Hi,
I have a silly question. I have a form that is filled out that has a
number of boolean values in it, represented by checkboxes. After the
request is posted, I am generating an e-mail to send to the person
handling the request.
In my mailer view (send_request.text.plain.rhtml), I do something like
Important thing one…: <%= @req.important_thing_1 %>
Important thing two…: <%= @req.important_thing_2 %>
Important thing three: <%= @req.important_thing_3 %>
Which is rendered as
Important thing one…: false
Important thing two…: true
Important thing three: false
I would like false to display as ‘No’ and true to display as ‘Yes’. Is
there a knob or switch somewhere in rails to configure how boolean
values are converted into strings?
Thank you.
Regards,
Rich
Which is rendered as
Important thing one…: false
Important thing two…: true
Important thing three: false
I would like false to display as ‘No’ and true to display as ‘Yes’. Is
there a knob or switch somewhere in rails to configure how boolean
values are converted into strings?
I don’t know if there is, but you could do something like this (and get
it loaded via environment.rb):
class TrueClass
def to_yesno
‘Yes’
end
end
class FalseClass
def to_yesno
‘No’
end
end
And then in your views do:
Important thing one…: <%= @req.important_thing_1.to_yesno %>
Important thing two…: <%= @req.important_thing_2.to_yesno %>
Important thing three: <%= @req.important_thing_3.to_yesno %>
Duzenbury, Rich wrote:
Hi,
I have a silly question. I have a form that is filled out that has a
number of boolean values in it, represented by checkboxes. After the
request is posted, I am generating an e-mail to send to the person
handling the request.
In my mailer view (send_request.text.plain.rhtml), I do something like
Important thing one…: <%= @req.important_thing_1 %>
Important thing two…: <%= @req.important_thing_2 %>
Important thing three: <%= @req.important_thing_3 %>
Which is rendered as
Important thing one…: false
Important thing two…: true
Important thing three: false
I would like false to display as ‘No’ and true to display as ‘Yes’. Is
there a knob or switch somewhere in rails to configure how boolean
values are converted into strings?
Thank you.
Regards,
Rich
I understand you want to change boolean to yes or no depend on true or
false 
If you want to use it in the view, you can put the code in the helper so
you can access to it across all your template files 
def to_yesorno(boolean)
if boolean == ‘yes’
return ‘yes’
else
return ‘no’
end
end
then you call on it
puts to_yesorno(‘true’) #should return yes 
try the ternary operator:
bool ? ‘Yes’ : ‘No’
that will produce ‘Yes’ for true and ‘No’ for false; if you want an
empty string for nil, try:
(bool ? ‘Yes’ : ‘No’) unless bool.nil?
that will return nil if bool is nil, which will turn into an empty
string in an erb template (since nil.to_s is ‘’).

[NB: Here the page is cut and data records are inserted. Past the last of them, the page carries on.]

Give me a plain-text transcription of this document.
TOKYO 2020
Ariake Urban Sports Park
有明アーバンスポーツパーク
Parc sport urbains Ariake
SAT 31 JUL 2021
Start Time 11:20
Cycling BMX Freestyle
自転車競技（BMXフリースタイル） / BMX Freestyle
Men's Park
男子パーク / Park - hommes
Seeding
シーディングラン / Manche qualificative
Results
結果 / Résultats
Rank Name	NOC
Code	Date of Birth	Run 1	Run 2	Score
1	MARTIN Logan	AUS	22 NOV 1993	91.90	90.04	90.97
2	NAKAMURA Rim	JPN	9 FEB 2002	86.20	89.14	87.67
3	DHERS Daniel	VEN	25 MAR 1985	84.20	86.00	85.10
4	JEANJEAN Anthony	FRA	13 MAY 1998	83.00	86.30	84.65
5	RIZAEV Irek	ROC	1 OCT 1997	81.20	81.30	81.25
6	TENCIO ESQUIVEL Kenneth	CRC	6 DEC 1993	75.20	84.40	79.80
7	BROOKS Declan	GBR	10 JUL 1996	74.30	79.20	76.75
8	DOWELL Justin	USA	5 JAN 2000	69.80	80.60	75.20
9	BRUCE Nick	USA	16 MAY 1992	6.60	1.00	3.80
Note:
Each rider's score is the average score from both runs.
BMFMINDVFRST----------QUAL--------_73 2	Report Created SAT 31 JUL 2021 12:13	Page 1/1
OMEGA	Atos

Of course, you could wrap that in a helper if you really want to, or
add custom methods to TrueClass, FalseClass and NilClass… but
personally, I find it clean/dry enough just to use the operator.
Cheers,
Ken
Just because I was curious:
class TrueClass
def to_s
“Yes”
end
end
class FalseClass
def to_s
“No”
end
end
true.to_s => “Yes”
false.to_s => “No”
But this would mean anywhere you print out a boolean value it would
render “Yes” or “No”.
-Shawn
Woops, didn’t realize that someone answered this already!
Ignore me 
-Shawn
Found via google. I made a quick script for this. Sorry for reviving…
class TrueClass
def to_s(style = :boolean)
case style
when :word then ‘yes’
when :Word then ‘Yes’
when :number then ‘1’
else ‘true’
end
end
end
class FalseClass
def to_s(style = :boolean)
case style
when :word then ‘no’
when :Word then ‘No’
when :number then ‘0’
else ‘false’
end
end
end
empty string in an erb template (since nil.to_s is ‘’).
Of course, you could wrap that in a helper if you really want
to, or add custom methods to TrueClass, FalseClass and
NilClass… but personally, I find it clean/dry enough just
to use the operator.
Hello,
Thanks, that works fine. I normally avoid the ternary operator, but in
this case, it’s a very straight forward replacement so I’ve chosen this
route.
Thanks to everyone who took the time to reply.